Oral Architecture

10 July, 2018

"The most archaic origin of architectural space is in the cavity of the mouth."

Juhani Pallasmaa, Architect and Writer

If I place smooth, polished onyx next to rough cast concrete in a bath, I employ sensations for touch and comfort for the skin.  The same employment of dichotomous material relationships of silky and rough remind me of the textures I feel in my mouth while eating.  I admit to certain architectural materials looking delicious and on occasions I have felt compelled to taste them.  Holding a glazed crystal cubed brick of venetian glass makes me what to eat it and my tongue feels compelled to test the texture.

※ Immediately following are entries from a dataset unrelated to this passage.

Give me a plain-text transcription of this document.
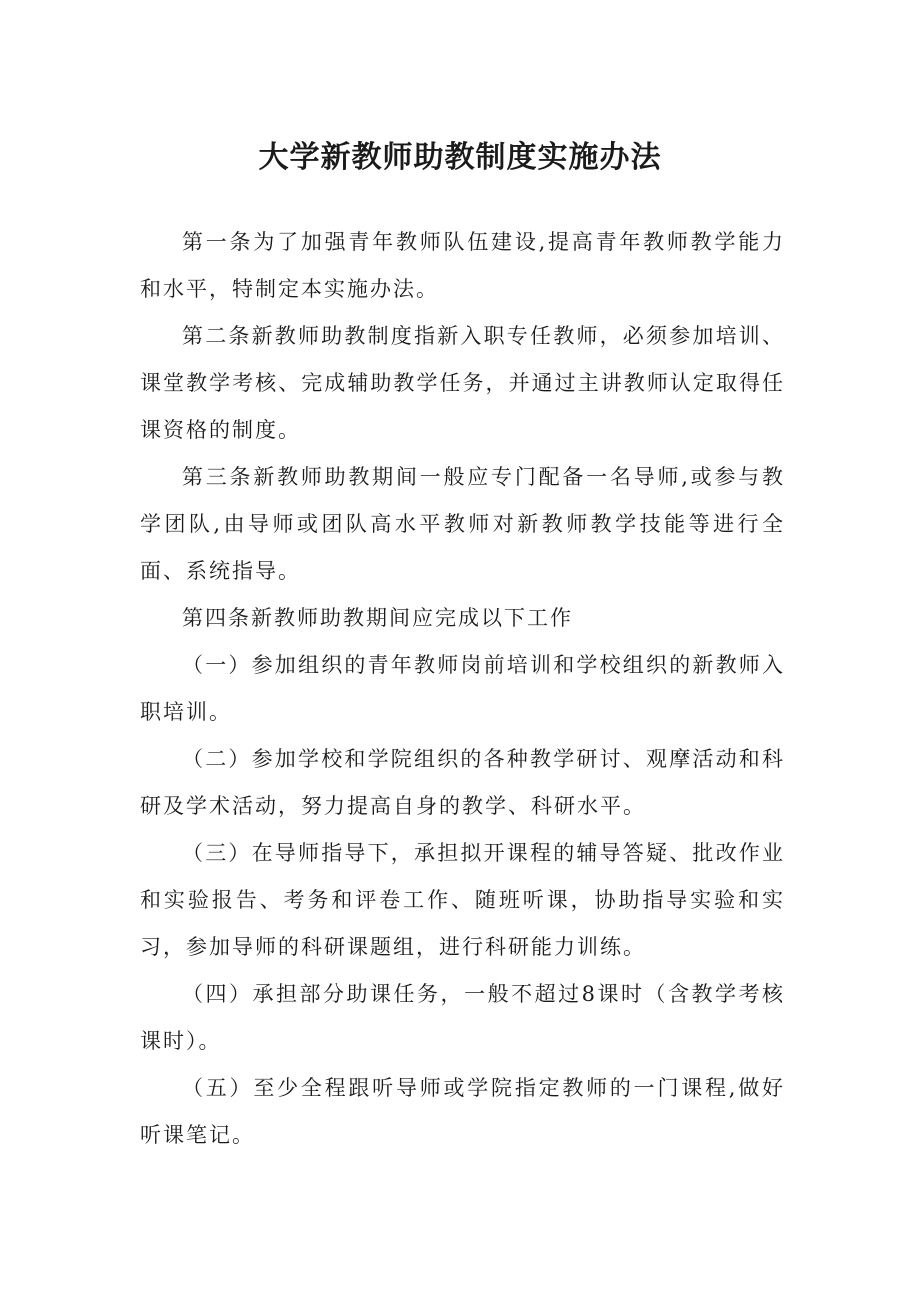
大学新教师助教制度实施办法

第一条为了加强青年教师队伍建设,提高青年教师教学能力和水平，特制定本实施办法。

第二条新教师助教制度指新入职专任教师，必须参加培训、课堂教学考核、完成辅助教学任务，并通过主讲教师认定取得任课资格的制度。

第三条新教师助教期间一般应专门配备一名导师,或参与教学团队,由导师或团队高水平教师对新教师教学技能等进行全面、系统指导。

第四条新教师助教期间应完成以下工作

（一）参加组织的青年教师岗前培训和学校组织的新教师入职培训。

（二）参加学校和学院组织的各种教学研讨、观摩活动和科研及学术活动，努力提高自身的教学、科研水平。

（三）在导师指导下，承担拟开课程的辅导答疑、批改作业和实验报告、考务和评卷工作、随班听课，协助指导实验和实习，参加导师的科研课题组，进行科研能力训练。

（四）承担部分助课任务，一般不超过8课时（含教学考核课时）。

（五）至少全程跟听导师或学院指定教师的一门课程,做好听课笔记。
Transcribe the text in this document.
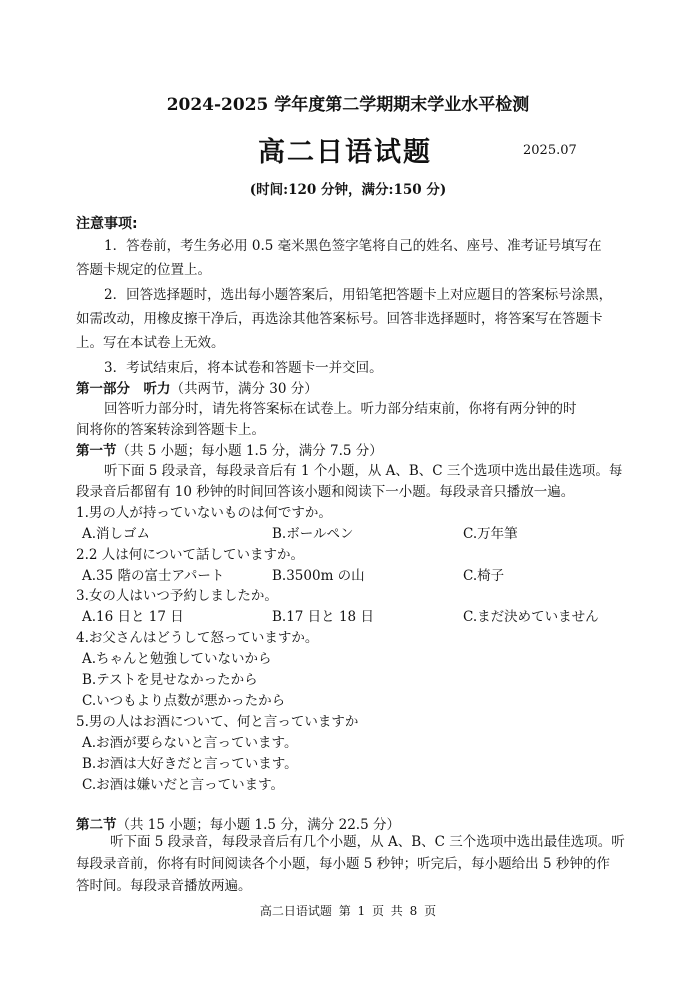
2024-2025 学年度第二学期期末学业水平检测
高二日语试题	2025.07
(时间:120 分钟，满分:150 分)
注意事项:
1．答卷前，考生务必用 0.5 毫米黑色签字笔将自己的姓名、座号、准考证号填写在
答题卡规定的位置上。
2．回答选择题时，选出每小题答案后，用铅笔把答题卡上对应题目的答案标号涂黑，
如需改动，用橡皮擦干净后，再选涂其他答案标号。回答非选择题时，将答案写在答题卡
上。写在本试卷上无效。
3．考试结束后，将本试卷和答题卡一并交回。
第一部分　听力（共两节，满分 30 分）
回答听力部分时，请先将答案标在试卷上。听力部分结束前，你将有两分钟的时
间将你的答案转涂到答题卡上。
第一节（共 5 小题；每小题 1.5 分，满分 7.5 分）
听下面 5 段录音，每段录音后有 1 个小题，从 A、B、C 三个选项中选出最佳选项。每
段录音后都留有 10 秒钟的时间回答该小题和阅读下一小题。每段录音只播放一遍。
1.男の人が持っていないものは何ですか。
A.消しゴム	B.ボールペン	C.万年筆
2.2 人は何について話していますか。
A.35 階の富士アパート	B.3500m の山	C.椅子
3.女の人はいつ予約しましたか。
A.16 日と 17 日	B.17 日と 18 日	C.まだ決めていません
4.お父さんはどうして怒っていますか。
A.ちゃんと勉強していないから
B.テストを見せなかったから
C.いつもより点数が悪かったから
5.男の人はお酒について、何と言っていますか
A.お酒が要らないと言っています。
B.お酒は大好きだと言っています。
C.お酒は嫌いだと言っています。
第二节（共 15 小题；每小题 1.5 分，满分 22.5 分）
听下面 5 段录音，每段录音后有几个小题，从 A、B、C 三个选项中选出最佳选项。听
每段录音前，你将有时间阅读各个小题，每小题 5 秒钟；听完后，每小题给出 5 秒钟的作
答时间。每段录音播放两遍。
高二日语试题 第 1 页 共 8 页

As young children, we explore the new world through touch and taste.  Everyone can recall the will of a young child to explore anything and everything through the placing of objects in their mouth.  The cavity of the mouth is like the early cave dwelling - a place where we can retreat to -  as a physical void within ourselves that can be sized and stroked by the tongue.  Our hands can touch and survey a cave in a similar way.  I enjoy textural variations while eating, a good chicken caesar salad,the juxtaposition between fineness and roughness, coarseness and smoothness creates an intermixture of texture within the cavity of my mouth.  The neurones in my brain create the image of the food within my mouth through information gathered by my tongue and mouth.

Architecture has a similar capacity to evoke a texture within oneself, it is just experienced through different senses other than taste.